Damit verzeichnet die Branche erstmals nach mehreren Jahren kontinuierlichen Wachstums einen leichten Rückgang. Langfristig bleibt die Entwicklung jedoch deutlich positiv: Im Vergleich zu 2019 hat sich die Produktionsmenge von Fleischersatzprodukten in Deutschland mehr als verdoppelt. Vor sechs Jahren lag sie noch bei 60.400 Tonnen.

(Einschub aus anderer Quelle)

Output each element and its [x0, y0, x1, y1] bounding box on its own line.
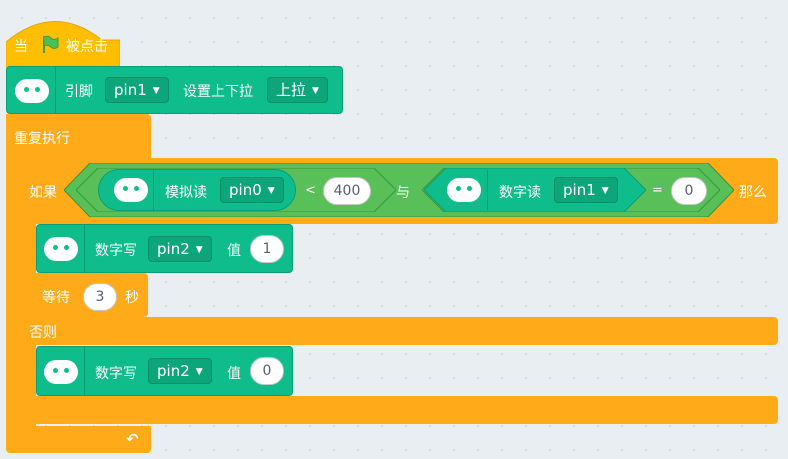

Im Vergleich zur klassischen Fleischproduktion bleibt der Markt für Fleischalternativen allerdings deutlich kleiner. Fleisch und Fleischerzeugnisse wurden 2025 in Deutschland im Wert von rund 45,2 Milliarden Euro produziert – ein Plus von 2,0 % gegenüber dem Vorjahr. Damit war der Produktionswert von Fleisch mehr als 70-mal höher als der von Fleischersatzprodukten. 2019 hatte das Verhältnis noch beim etwa 150-Fachen gelegen.
Parallel dazu ist auch der Fleischkonsum in Deutschland zuletzt leicht gestiegen. Nach vorläufigen Angaben der Bundesanstalt für Landwirtschaft und Ernährung (BLE) lag der rechnerische Pro-Kopf-Verzehr 2025 bei durchschnittlich 54,9 Kilogramm. In den Jahren 2023 und 2024 hatte der Wert noch bei 52,9 beziehungsweise 53,5 Kilogramm pro Person gelegen.